Back in the current day, Alexander is reduced to poverty and barely scratching by as a Hollywood extra. Alexander tells one of the studio dressers that the metal on his uniform is in the wrong spot. The dresser scoffs and says that he's worked on over twenty Russian films and knows his way around a Russian uniform. With the continued theme of the actor, we are now brought to the world's stage for acting, Hollywood. With the characters 'acting' throughout the film, we are shown just how inauthentic their public selves can be. Here, we are shown by Sternberg the total inauthenticity of Hollywood. Andreyev inacts this inauthenticity with his picture. He foreces Alexander to play the part of a harsh and villianous general to a group of dispirited men. With this, the director has ultimate power over narrative and bends that narrative to his own perspective. These stories and performances happening in front of the camera are complete fabrications of reality (regardless to how close to the truth they really are). This brings about the ultimate theme of fact vs fiction, as we ponder what is real and what is fake. The same can ever be said about the war in the flashback. In particular, one scene demonstrating this involves the czar asking Alexander to put on an offensive just for the show of it (which the General declines out of fear of needlessly losing more of his men). The constructs of war, politics, and even Hollywood are being questioned by Sternberg as inauthentic actors, actively hiding the reality underneath.
While Alexander is playing his scene, a soldier tries to incite a mutiny. Andreyev has Alexander whip the solider in the face, just as he did in the past. With this, Sternberg now shifts the ultimate inauthenticity of these theatrics to someone actually real.

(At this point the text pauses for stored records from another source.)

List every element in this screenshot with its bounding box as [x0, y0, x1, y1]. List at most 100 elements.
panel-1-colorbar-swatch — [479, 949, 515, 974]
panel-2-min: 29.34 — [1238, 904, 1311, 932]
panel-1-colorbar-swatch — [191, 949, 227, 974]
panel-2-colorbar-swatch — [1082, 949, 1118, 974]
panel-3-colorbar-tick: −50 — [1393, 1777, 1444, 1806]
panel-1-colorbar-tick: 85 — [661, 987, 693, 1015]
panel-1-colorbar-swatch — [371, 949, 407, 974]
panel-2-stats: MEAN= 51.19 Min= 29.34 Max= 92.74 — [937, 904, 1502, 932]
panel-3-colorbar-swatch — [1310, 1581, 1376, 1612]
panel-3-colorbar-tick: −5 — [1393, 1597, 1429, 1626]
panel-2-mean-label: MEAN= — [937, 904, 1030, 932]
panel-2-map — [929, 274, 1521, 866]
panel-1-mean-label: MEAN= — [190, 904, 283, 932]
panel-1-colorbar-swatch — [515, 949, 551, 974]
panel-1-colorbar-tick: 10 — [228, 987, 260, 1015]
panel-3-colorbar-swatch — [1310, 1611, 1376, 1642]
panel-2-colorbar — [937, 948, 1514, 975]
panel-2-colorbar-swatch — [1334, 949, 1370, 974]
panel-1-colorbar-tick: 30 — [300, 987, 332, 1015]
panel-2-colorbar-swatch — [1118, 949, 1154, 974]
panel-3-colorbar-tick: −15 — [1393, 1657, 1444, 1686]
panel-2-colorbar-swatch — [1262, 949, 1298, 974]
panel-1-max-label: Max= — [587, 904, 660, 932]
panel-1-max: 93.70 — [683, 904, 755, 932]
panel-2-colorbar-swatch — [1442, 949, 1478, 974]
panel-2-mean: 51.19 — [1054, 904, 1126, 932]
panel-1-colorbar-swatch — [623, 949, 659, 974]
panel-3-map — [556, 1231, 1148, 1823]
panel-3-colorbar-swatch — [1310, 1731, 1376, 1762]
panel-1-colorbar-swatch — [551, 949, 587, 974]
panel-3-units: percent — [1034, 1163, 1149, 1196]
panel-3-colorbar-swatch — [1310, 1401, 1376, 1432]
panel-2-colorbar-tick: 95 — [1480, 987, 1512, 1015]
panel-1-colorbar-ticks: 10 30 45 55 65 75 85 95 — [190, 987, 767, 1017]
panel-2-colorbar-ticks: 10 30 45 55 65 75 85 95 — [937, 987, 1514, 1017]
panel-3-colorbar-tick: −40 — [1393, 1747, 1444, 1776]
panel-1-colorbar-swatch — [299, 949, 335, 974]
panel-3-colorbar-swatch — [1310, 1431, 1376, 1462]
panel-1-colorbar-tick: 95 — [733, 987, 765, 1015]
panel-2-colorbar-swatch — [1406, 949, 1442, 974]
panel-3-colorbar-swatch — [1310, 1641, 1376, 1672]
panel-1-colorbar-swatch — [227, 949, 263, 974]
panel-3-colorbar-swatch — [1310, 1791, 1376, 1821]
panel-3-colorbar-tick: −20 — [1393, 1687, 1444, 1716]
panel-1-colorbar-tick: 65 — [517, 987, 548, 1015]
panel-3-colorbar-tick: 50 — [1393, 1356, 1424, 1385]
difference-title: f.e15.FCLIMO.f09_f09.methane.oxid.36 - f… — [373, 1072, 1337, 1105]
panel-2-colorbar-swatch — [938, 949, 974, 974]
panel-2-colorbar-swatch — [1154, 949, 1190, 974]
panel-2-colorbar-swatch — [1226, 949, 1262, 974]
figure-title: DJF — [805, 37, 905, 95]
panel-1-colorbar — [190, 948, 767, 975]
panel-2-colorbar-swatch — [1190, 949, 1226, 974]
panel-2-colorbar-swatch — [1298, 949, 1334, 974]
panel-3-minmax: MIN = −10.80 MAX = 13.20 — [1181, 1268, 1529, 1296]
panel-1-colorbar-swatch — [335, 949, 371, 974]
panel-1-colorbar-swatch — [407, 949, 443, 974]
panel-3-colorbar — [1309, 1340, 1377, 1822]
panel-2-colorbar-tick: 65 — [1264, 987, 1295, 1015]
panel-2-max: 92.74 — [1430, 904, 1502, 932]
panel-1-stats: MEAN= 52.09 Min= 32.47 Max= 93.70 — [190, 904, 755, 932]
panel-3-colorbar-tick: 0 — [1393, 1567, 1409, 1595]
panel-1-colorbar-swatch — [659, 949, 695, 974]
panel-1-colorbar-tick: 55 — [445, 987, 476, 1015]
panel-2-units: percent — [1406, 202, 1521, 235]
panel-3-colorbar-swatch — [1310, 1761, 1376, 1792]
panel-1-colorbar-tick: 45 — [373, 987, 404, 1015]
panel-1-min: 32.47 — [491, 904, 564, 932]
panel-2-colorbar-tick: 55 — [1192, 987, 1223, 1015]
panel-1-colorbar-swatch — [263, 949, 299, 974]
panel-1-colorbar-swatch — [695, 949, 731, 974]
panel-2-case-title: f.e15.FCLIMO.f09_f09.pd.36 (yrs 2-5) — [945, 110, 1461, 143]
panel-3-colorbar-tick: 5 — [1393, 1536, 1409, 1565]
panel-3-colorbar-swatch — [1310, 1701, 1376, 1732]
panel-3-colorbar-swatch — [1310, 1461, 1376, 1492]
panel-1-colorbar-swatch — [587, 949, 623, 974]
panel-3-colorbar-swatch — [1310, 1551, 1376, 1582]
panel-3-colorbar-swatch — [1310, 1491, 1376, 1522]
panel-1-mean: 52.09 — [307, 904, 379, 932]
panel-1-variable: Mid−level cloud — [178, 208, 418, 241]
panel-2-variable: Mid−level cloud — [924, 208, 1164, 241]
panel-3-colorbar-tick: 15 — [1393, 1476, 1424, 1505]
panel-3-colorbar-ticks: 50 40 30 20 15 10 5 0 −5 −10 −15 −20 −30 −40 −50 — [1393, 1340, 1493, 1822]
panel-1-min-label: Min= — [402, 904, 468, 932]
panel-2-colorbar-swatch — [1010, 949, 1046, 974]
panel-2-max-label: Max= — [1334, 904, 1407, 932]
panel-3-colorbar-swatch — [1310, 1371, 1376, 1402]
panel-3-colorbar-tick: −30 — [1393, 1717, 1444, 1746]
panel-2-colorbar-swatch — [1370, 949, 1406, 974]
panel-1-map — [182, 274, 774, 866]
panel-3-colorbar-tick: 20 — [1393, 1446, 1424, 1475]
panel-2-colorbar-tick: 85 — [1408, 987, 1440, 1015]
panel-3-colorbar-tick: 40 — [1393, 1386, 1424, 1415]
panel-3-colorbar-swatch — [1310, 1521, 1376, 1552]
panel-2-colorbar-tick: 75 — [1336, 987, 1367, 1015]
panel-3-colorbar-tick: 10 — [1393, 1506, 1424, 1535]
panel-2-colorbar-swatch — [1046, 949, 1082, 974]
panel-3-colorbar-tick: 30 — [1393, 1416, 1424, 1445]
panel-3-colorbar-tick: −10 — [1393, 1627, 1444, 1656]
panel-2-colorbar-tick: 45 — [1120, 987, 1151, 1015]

Through this messiness of reality and illustion, we are now contemplating the thinly veiled line between what is real and what is fake. Just like the film itself, the story is constructed from real events. However, the messy construction of these real events creates a difficult web of understanding to parce through. This is much in the same way of life, as we are never able to wade through the melange of truth and fiction. The same can be said for the mind of Alexander as he begins to lose grip on reality. He begins to imagine himself genuienly on the battlefield again in a moment of hysteria. He passionately urges his men to fight until he collapses, dead. Moved, Andreyev tells his assistant, "He was more than a great actor - he was a great man." Just like all of us, Alexander was an actor - not only in his profession, but to the public. These vibrations between fact and fiction, real and fake, performances and genuinity create a contradiction that Sternberg loves to instill in his films. These contradictions force the viewer to realize that things are not black and white and more importantly, someone can be both a villian and a good man.